Capital band and conditional capital
As of December 31, 2024, SFS Group AG has no conditional capital or capital band (PY none).
Changes in capital
There were no changes in the share capital in the reporting year, as was also the case in the previous year.
Shares and participation certificates
The share capital of SFS Group AG is divided into 38,900,000 registered shares with a nominal value of CHF 0.10 each. The share capital is fully paid in and each share is entitled to dividend. Each share represents one voting right at the Annual General Meeting. SFS Group AG has issued no participation certificates.
Dividend right certificates
SFS Group AG has issued no dividend right certificates.
Limitations on transferability and nominee listings
Persons acquiring registered shares of SFS Group AG are entered in the share register without limitation as shareholders with voting rights, provided they expressly declare themselves to have acquired the said shares in their own name and for their own account and comply with the disclosure requirement stipulated by the Financial Market Infrastructure Act (FinMIA). This is also set out in the SFS Articles of Association in Art. 5.
Persons not expressly declaring themselves to be holders of shares for their own account in their application for entry in the share register, or on request by the company (nominees), are entered in the share register with voting rights without further inquiry up to a maximum of 2.0% of the share capital outstanding at that time.
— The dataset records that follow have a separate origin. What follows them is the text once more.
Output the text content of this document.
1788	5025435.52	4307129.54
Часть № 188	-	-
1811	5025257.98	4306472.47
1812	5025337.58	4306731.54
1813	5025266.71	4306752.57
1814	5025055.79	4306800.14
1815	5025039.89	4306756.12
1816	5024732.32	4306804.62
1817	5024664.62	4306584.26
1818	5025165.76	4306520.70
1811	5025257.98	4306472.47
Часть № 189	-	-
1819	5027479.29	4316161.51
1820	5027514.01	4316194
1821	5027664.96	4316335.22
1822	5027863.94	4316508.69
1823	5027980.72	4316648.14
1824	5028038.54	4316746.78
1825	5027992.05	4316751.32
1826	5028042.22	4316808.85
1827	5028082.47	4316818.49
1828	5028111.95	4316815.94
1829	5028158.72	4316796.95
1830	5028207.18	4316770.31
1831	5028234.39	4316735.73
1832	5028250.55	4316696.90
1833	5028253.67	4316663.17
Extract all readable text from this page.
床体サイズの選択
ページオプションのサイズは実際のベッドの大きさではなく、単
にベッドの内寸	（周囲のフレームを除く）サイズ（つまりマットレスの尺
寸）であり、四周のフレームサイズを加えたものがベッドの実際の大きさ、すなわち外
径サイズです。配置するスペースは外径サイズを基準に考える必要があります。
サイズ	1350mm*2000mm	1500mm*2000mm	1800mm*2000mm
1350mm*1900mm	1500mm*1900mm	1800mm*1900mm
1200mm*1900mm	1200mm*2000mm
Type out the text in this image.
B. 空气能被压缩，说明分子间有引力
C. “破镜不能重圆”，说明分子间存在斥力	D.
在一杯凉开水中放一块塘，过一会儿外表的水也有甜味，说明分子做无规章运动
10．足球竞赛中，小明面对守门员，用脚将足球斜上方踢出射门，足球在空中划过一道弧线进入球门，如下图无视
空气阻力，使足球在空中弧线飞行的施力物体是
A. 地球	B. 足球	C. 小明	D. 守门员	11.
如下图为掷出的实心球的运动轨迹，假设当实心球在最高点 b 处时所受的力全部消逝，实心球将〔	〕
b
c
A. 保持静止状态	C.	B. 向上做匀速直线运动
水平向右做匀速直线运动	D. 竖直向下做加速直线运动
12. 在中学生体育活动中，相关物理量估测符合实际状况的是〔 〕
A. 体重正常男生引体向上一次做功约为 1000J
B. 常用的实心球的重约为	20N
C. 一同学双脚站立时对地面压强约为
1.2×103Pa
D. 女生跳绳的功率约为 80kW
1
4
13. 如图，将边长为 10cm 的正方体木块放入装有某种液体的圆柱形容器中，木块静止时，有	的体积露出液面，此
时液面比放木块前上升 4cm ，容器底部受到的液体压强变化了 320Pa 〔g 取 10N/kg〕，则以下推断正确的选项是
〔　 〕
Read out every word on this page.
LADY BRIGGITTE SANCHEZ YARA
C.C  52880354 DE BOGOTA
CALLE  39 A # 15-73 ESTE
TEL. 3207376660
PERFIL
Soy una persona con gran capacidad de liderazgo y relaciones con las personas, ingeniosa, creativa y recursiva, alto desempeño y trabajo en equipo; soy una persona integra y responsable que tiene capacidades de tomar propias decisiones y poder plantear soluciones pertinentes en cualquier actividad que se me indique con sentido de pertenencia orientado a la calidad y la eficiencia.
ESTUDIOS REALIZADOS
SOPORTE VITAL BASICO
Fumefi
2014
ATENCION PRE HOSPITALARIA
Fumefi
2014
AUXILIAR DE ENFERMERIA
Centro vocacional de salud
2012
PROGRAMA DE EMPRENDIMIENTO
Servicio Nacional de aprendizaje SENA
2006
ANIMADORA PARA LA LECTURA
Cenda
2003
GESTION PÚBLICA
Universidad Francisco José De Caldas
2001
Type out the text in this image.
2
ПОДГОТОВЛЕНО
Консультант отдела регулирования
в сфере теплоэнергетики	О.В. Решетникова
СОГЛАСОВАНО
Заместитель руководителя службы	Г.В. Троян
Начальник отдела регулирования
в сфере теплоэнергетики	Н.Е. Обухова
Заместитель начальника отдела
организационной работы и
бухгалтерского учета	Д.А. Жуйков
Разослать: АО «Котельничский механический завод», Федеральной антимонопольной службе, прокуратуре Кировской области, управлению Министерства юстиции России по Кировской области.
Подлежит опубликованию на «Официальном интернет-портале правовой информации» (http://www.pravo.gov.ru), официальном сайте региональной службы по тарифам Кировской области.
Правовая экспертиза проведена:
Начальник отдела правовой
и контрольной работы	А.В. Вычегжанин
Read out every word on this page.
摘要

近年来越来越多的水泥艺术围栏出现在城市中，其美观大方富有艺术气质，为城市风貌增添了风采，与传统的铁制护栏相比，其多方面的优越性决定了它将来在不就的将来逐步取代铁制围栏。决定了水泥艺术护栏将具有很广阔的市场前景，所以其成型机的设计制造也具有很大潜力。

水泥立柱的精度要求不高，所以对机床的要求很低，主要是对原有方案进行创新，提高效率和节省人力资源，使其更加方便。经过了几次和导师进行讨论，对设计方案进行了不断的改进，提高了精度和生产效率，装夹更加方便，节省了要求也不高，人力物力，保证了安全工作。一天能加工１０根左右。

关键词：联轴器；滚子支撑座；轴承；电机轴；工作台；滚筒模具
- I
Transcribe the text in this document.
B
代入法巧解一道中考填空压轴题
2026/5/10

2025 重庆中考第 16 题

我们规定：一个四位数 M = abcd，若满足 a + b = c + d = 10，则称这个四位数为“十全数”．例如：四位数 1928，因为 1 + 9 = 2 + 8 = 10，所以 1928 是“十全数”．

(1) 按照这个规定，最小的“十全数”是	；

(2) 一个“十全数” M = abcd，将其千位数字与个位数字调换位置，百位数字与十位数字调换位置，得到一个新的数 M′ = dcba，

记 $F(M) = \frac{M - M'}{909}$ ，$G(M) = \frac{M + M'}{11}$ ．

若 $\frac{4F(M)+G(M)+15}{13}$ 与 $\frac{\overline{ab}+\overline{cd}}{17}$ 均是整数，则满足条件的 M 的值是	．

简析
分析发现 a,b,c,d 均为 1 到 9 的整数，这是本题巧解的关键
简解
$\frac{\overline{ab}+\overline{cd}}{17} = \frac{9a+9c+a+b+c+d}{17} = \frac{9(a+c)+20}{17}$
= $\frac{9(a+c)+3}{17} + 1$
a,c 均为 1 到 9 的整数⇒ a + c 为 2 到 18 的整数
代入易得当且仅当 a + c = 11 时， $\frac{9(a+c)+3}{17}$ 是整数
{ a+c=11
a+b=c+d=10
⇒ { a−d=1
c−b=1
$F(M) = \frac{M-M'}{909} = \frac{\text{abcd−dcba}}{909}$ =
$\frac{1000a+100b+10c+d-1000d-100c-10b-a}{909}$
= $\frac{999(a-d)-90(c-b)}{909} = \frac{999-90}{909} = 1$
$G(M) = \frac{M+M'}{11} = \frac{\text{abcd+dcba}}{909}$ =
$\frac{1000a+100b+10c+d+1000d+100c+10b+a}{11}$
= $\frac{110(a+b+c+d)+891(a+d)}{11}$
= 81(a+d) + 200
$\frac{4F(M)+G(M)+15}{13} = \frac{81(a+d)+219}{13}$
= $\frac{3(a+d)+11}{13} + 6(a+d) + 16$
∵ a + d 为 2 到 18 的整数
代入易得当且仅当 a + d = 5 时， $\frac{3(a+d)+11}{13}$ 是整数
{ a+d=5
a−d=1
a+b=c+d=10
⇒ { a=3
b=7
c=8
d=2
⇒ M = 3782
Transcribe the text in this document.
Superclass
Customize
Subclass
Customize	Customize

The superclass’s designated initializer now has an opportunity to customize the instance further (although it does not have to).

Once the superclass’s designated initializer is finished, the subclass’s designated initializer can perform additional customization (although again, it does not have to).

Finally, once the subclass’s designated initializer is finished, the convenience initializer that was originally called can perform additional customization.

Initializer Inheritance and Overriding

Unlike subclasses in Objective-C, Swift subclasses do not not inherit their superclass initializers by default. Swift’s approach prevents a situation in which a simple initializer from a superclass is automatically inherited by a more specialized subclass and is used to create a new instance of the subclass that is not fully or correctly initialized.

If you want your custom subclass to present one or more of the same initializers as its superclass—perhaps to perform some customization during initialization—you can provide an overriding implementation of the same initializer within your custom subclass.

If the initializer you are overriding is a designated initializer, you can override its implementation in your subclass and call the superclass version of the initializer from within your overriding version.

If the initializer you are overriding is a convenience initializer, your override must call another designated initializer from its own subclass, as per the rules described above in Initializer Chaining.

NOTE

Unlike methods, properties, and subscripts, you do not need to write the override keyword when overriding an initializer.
Above this limit, registered shares held by nominees are entered in the share register with voting rights only if the nominees declare the names, addresses and shareholdings of the persons for whose account they are holding 0.3% or more of the share capital outstanding at that time, and provided that they comply with the disclosure requirements stipulated by the Financial Market Infrastructure Act (FinMIA). The Board of Directors has the right to conclude agreements with nominees concerning their disclosure requirements. In the year under review no such agreements were concluded.
The above-mentioned limit of registration also applies to the subscription for or acquisition of registered shares by exercise of pre-emptive, option or convertible rights arising from shares or any other securities issued by the company or third parties.
Legal entities or partnerships or other associations or joint ownership arrangements linked through capital ownership or voting rights, through common management or in like manner, and individuals, legal entities and partnerships (in particular syndicates) that act in concert with the intent to avoid the entry restriction are considered as one shareholder or nominee.
The company may in special cases approve exceptions to the above restrictions. After due consultation with the persons concerned, the company is further authorized to delete entries in the share register as shareholder with voting rights with retroactive effect if they were effected on the basis of false information or if the respective person does not provide the information requested. The person concerned must be informed of the deletion. In the reporting year, no exceptions were granted, and no deletions were executed (PY none). Cancellation or easing of the restrictions on the transferability of registered shares requires a resolution of the General Meeting passed by at least two thirds of the shares represented and an absolute majority of the par value of the shares represented.
Convertible bonds and options
No convertible bonds are outstanding and the SFS Group has issued no options (including employee options).